I didn’t actually want to go to work, but I didn’t want to sit at home and watch those buildings burn either. I hadn’t lived in the city for very long, and staying at home would have just made me feel lonely (which is not a feeling I’m usually worried about). I needed the crowd right then. Besides, it was also a very short commute and the routine felt reassuring. The short jaunt on the highway made everything feel normal for about ten minutes. I didn’t turn on the radio or play music though. This time, I rolled down the window and listened to the city and traffic. It was the same drive I’d taken every other day: same blind turn out the parking lot, same weather, same trees, same taco shop, same underpass, same winding road, same waterfront, same office park, but it all felt different. I think part of me expected chaos to break out in Redwood City. I looked at every gleaming office building that passed a curious expectation of something being different.
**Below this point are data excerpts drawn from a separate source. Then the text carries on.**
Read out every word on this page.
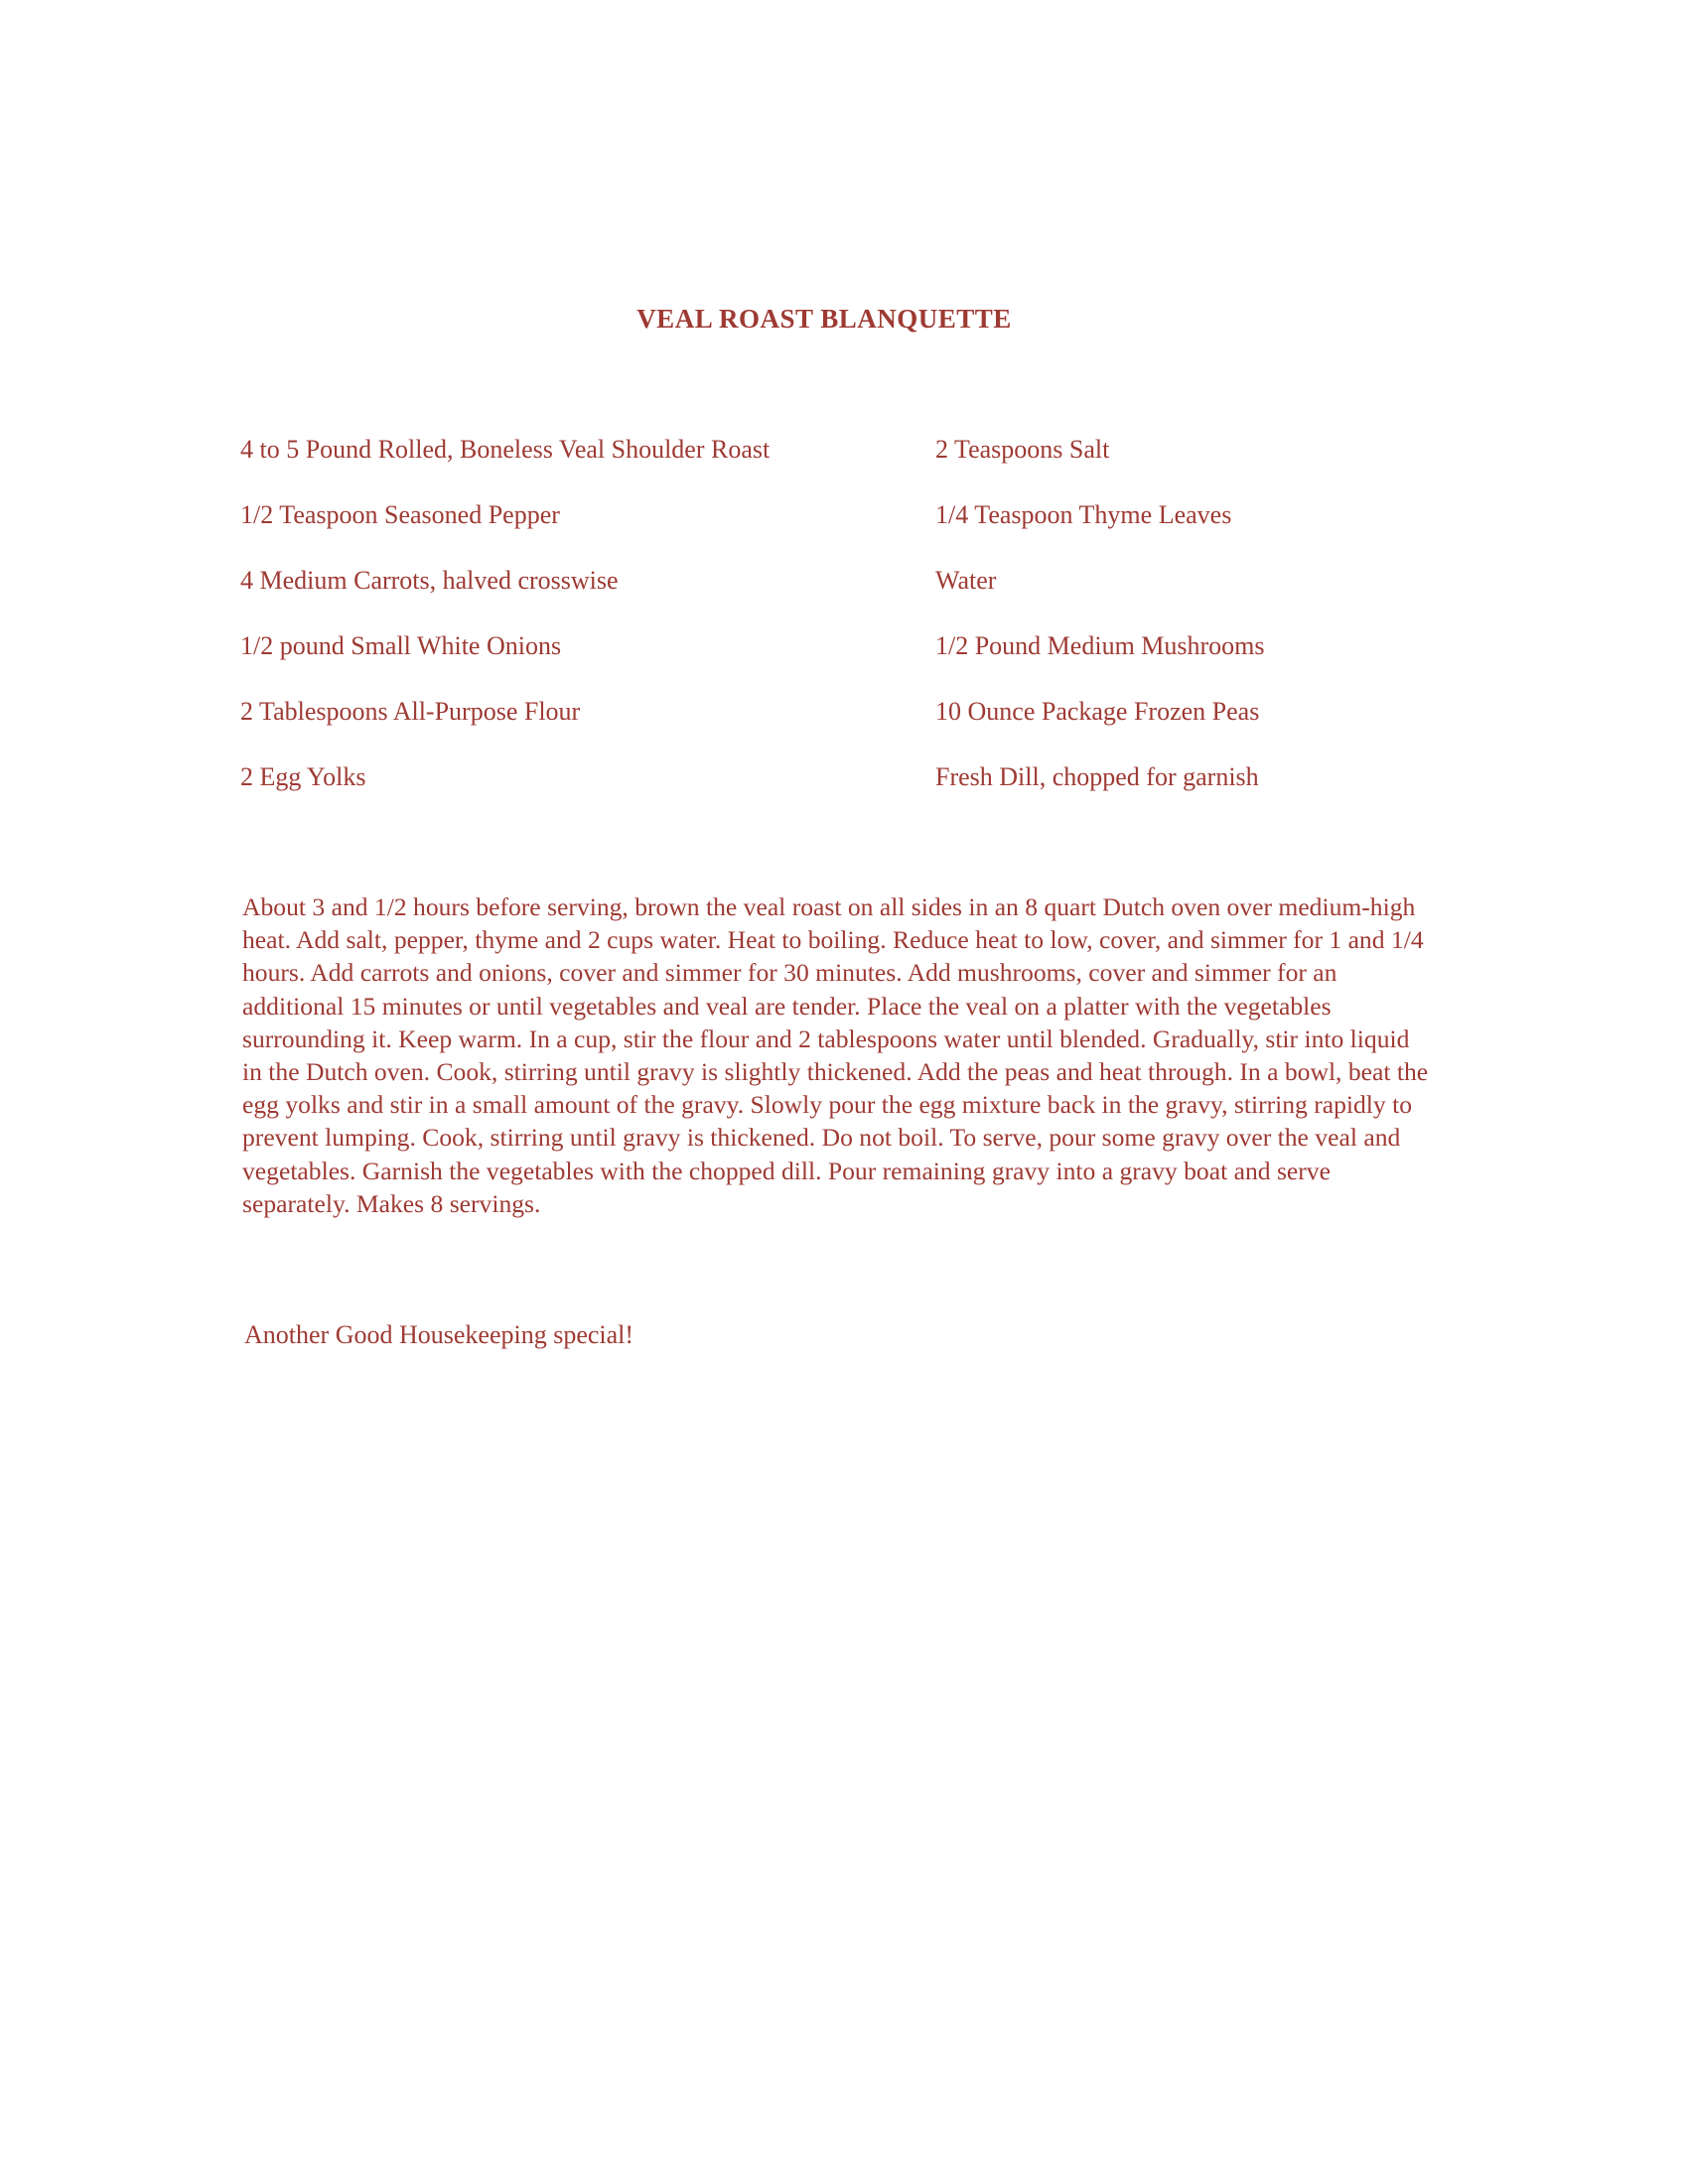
VEAL ROAST BLANQUETTE
4 to 5 Pound Rolled, Boneless Veal Shoulder Roast	2 Teaspoons Salt
1/2 Teaspoon Seasoned Pepper	1/4 Teaspoon Thyme Leaves
4 Medium Carrots, halved crosswise	Water
1/2 pound Small White Onions	1/2 Pound Medium Mushrooms
2 Tablespoons All-Purpose Flour	10 Ounce Package Frozen Peas
2 Egg Yolks	Fresh Dill, chopped for garnish

About 3 and 1/2 hours before serving, brown the veal roast on all sides in an 8 quart Dutch oven over medium-high heat. Add salt, pepper, thyme and 2 cups water. Heat to boiling. Reduce heat to low, cover, and simmer for 1 and 1/4 hours. Add carrots and onions, cover and simmer for 30 minutes. Add mushrooms, cover and simmer for an additional 15 minutes or until vegetables and veal are tender. Place the veal on a platter with the vegetables surrounding it. Keep warm. In a cup, stir the flour and 2 tablespoons water until blended. Gradually, stir into liquid in the Dutch oven. Cook, stirring until gravy is slightly thickened. Add the peas and heat through. In a bowl, beat the egg yolks and stir in a small amount of the gravy. Slowly pour the egg mixture back in the gravy, stirring rapidly to prevent lumping. Cook, stirring until gravy is thickened. Do not boil. To serve, pour some gravy over the veal and vegetables. Garnish the vegetables with the chopped dill. Pour remaining gravy into a gravy boat and serve separately. Makes 8 servings.

Another Good Housekeeping special!
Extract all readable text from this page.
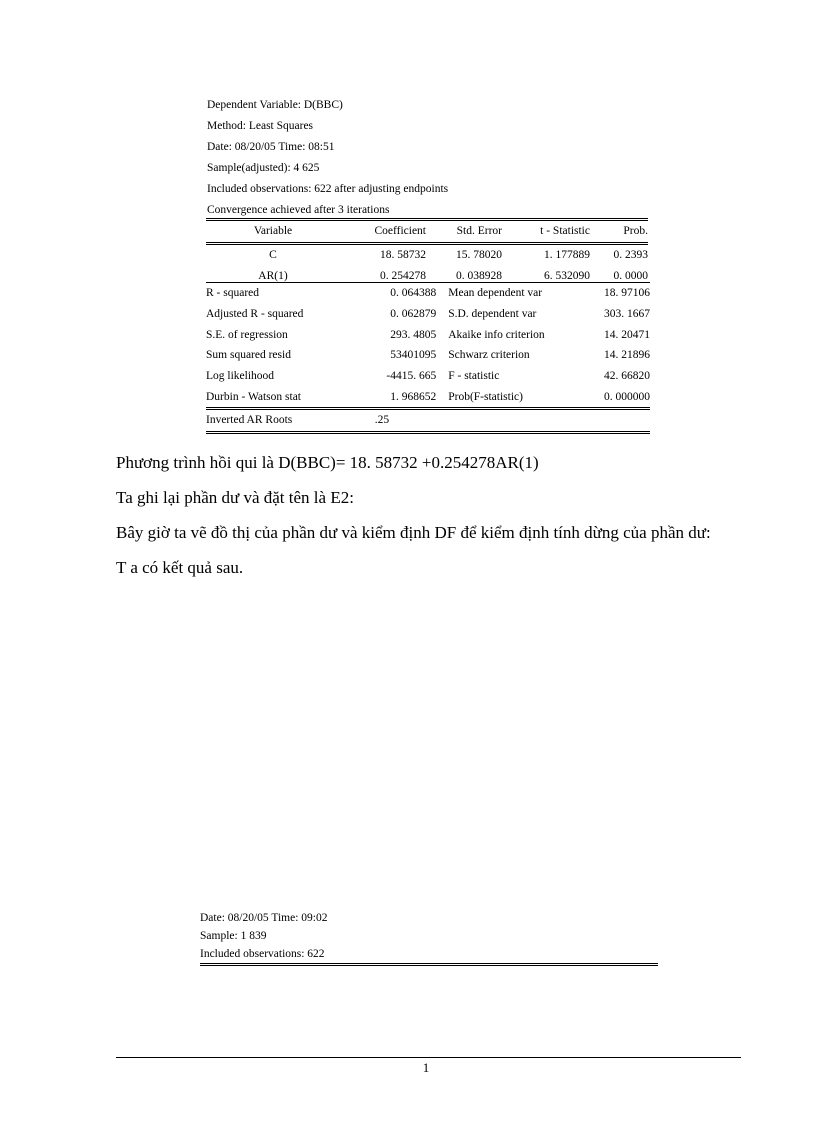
Dependent Variable: D(BBC)
Method: Least Squares
Date: 08/20/05 Time: 08:51
Sample(adjusted): 4 625
Included observations: 622 after adjusting endpoints
Convergence achieved after 3 iterations
Variable	Coefficient	Std. Error	t - Statistic	Prob.
C	18. 58732	15. 78020	1. 177889	0. 2393
AR(1)	0. 254278	0. 038928	6. 532090	0. 0000
R - squared	0. 064388	Mean dependent var	18. 97106
Adjusted R - squared	0. 062879	S.D. dependent var	303. 1667
S.E. of regression	293. 4805	Akaike info criterion	14. 20471
Sum squared resid	53401095	Schwarz criterion	14. 21896
Log likelihood	-4415. 665	F - statistic	42. 66820
Durbin - Watson stat	1. 968652	Prob(F-statistic)	0. 000000
Inverted AR Roots	.25		

Phương trình hồi qui là D(BBC)= 18. 58732 +0.254278AR(1)

Ta ghi lại phần dư và đặt tên là E2:

Bây giờ ta vẽ đồ thị của phần dư và kiểm định DF để kiểm định tính dừng của phần dư:

T a có kết quả sau.

Date: 08/20/05 Time: 09:02
Sample: 1 839
Included observations: 622
1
When I made it to work, it was as expected. Everyone was standing in clumps reacting to what happened. There was fear, anger, confusion, and every range of emotion going on. There were also people that went straight to their work like nothing (or everything) had happened. I said some things to some people but I don’t remember what it was. I called my parents. It felt like I was sitting at home with them around the dining room table sharing thoughts about our roles as Americans. Their sentiment was along the lines of…”Remember this. It’s happening.” We ended the call and promised to speak again later that day. They were calling all the other family members as they were apt to do.
Whatever we were doing in the office, it was short-lived. Management soon called everyone down to the cafeteria to briefly discuss what had happened and to announce that we were all expected to go home.
Well…we were all there trying to create games to make people happy, and it was one of the most surreal days in memory. Nothing had sunk in yet and nothing would until the full story started playing out on TV and on the Internet. After that day, things changed for me. I wasn’t just some kid making games and living out life in Silicon Valley, I was a player in a world with many different forms of angels and demons. The context was forever altered.
I went to work when 9/11 happened.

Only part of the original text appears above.